HELP: Transfection of Huh7 - (Feb/07/2008 )
Hi everyone!!
I have some problems to transfect Huh7 cells. 
I am using pCDNA3-TAM67 plasmid DNA (AP1 dn) purified with midi prep kit (QIAGEN), but cells died.
My way to transfect plasmid DNA into Huh7 is the seguent:
1.Plate 2*10^5 cells /6well plate two days before the transfection .
2.6h before transfection I change media to DMEM - 10% FBS , no antibiotics
3. incubate 10ul of lipofectamine in 250ml Optimem for 5 minutes, and, during this time I mix 4 ug of plasmid DNA in 250ml Optimem
4. then I mix them gently and incubate for 20 minutes at RT
5. then I add mixture to cells
After O/N incubation, the cells were completely died.

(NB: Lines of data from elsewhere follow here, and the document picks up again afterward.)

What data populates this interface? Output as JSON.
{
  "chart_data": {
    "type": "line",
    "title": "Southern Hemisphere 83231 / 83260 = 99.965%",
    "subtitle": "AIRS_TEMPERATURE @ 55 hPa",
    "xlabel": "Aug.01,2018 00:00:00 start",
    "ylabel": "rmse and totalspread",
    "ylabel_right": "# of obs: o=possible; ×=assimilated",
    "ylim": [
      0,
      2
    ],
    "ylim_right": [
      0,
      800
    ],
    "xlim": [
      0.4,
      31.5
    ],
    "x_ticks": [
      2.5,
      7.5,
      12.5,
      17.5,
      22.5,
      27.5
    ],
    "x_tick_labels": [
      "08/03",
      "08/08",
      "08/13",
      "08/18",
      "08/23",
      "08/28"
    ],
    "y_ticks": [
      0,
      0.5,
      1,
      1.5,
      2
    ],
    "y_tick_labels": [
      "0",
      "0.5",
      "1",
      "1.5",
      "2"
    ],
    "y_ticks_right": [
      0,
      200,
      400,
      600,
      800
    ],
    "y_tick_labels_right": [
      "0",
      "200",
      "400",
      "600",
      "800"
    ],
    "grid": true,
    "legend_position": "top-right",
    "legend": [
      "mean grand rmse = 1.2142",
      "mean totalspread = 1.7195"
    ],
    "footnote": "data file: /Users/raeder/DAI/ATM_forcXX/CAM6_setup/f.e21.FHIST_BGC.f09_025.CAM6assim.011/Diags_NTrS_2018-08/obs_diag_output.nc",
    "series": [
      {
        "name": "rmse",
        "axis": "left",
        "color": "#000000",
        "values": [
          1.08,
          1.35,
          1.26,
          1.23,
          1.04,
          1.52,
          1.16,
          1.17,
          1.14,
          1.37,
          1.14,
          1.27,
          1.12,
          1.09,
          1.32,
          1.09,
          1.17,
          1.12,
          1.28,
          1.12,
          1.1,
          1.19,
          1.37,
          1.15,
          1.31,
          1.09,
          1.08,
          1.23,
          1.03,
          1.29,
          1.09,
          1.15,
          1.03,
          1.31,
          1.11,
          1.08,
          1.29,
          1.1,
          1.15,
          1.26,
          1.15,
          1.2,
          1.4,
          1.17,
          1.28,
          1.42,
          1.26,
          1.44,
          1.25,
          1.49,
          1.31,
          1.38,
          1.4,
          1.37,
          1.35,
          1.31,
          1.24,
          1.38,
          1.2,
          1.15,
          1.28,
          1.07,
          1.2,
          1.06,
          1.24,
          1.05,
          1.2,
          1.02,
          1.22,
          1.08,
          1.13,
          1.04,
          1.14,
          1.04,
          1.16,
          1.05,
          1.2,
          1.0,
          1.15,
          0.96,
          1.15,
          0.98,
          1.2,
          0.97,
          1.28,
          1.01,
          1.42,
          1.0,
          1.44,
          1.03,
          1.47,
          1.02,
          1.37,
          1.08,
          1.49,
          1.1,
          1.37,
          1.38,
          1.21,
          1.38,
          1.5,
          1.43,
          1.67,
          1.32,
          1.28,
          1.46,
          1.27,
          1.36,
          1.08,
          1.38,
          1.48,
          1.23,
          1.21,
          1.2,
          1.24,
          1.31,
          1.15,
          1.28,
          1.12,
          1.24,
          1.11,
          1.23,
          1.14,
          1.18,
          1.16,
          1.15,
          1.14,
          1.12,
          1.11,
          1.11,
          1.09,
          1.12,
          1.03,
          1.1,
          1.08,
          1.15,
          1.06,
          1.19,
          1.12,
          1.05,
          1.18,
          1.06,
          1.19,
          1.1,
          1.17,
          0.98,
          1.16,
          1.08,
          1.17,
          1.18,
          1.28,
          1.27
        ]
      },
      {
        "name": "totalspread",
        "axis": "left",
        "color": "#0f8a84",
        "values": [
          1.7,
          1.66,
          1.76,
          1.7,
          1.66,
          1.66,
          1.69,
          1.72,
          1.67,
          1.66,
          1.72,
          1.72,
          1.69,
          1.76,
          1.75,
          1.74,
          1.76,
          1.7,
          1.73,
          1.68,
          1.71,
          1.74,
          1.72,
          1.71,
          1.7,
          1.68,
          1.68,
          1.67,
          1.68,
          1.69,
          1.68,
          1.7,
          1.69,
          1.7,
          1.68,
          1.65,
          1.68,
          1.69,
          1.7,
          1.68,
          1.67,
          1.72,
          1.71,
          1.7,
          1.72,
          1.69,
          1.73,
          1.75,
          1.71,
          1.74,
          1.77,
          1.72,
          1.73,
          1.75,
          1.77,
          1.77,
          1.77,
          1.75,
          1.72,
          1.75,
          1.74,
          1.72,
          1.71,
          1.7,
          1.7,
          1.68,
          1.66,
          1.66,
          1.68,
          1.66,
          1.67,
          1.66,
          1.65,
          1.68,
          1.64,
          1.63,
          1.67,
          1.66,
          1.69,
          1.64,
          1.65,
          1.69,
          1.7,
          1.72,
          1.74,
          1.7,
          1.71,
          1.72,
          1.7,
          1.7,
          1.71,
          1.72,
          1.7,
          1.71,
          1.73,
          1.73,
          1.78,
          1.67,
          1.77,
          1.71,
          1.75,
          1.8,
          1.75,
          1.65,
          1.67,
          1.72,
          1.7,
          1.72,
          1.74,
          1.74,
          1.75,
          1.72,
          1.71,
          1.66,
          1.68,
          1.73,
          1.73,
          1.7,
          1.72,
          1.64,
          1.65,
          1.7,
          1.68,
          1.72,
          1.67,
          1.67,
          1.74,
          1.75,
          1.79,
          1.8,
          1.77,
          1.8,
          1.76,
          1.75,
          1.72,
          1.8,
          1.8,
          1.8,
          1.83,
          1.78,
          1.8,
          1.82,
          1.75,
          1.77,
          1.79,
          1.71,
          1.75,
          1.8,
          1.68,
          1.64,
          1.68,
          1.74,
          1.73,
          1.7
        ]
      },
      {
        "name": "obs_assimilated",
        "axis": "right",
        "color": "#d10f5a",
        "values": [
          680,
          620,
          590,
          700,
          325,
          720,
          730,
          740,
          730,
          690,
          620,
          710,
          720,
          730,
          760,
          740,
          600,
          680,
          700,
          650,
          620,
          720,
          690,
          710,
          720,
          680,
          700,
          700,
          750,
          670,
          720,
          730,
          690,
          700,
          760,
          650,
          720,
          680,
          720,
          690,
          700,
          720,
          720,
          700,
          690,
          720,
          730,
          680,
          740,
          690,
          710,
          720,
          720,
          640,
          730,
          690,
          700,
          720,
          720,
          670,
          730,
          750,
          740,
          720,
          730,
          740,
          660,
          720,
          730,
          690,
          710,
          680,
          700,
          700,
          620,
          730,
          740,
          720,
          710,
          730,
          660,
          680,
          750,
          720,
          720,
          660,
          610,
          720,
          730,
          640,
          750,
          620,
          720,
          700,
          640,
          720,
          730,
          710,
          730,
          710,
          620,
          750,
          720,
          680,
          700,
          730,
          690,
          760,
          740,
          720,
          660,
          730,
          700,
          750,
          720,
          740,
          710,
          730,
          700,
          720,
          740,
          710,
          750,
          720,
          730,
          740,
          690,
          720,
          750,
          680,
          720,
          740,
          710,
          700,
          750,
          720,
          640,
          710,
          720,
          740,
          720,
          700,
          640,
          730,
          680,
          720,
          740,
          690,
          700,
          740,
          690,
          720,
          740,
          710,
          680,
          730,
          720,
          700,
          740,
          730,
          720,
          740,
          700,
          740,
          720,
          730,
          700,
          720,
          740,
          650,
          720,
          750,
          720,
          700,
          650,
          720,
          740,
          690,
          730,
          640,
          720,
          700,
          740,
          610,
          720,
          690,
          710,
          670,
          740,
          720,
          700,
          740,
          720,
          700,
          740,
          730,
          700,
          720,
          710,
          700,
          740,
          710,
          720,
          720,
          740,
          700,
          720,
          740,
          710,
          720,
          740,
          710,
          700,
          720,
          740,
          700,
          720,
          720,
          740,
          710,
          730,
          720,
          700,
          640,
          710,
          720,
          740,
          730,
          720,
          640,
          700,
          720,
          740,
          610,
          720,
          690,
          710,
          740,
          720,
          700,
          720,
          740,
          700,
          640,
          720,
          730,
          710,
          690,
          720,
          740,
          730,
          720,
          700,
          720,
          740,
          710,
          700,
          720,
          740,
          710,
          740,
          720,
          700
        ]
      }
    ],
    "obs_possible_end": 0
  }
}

Also MOCK cells (with only pCDNA) died, but Lipofectamine alone is not toxic
Why??
Were I wrong??
Thanks
I am not sure what is happening with your cells. I might guess something is not right with DNA but I am not sure.
For our transfections, we use 6ul of lipofectamine and 2ug of total DNA (maxi prep) for a single well in a 6 well plate.
Have you checked purity of your DNA? A260/A280 and A230?
Can you do a mock transfection using any other plasmid, maybe even extracted with a different kit?
Maybe these cells are extremely sensitive to endotoxins?
Yes, my DNA is more pure: A260/A280= 2,21
no: mock transfection is with pCDNA3 extract with the same kit.
no: mock transfection is with pCDNA3 extract with the same kit.
I believe the 260/280 ratio cannot be over 2.0. Something doesn't seem right.
It should be between 1.8 and 2.0. Browse the forum to see what might be contaminating your prep, there's severall topics on these ratio's.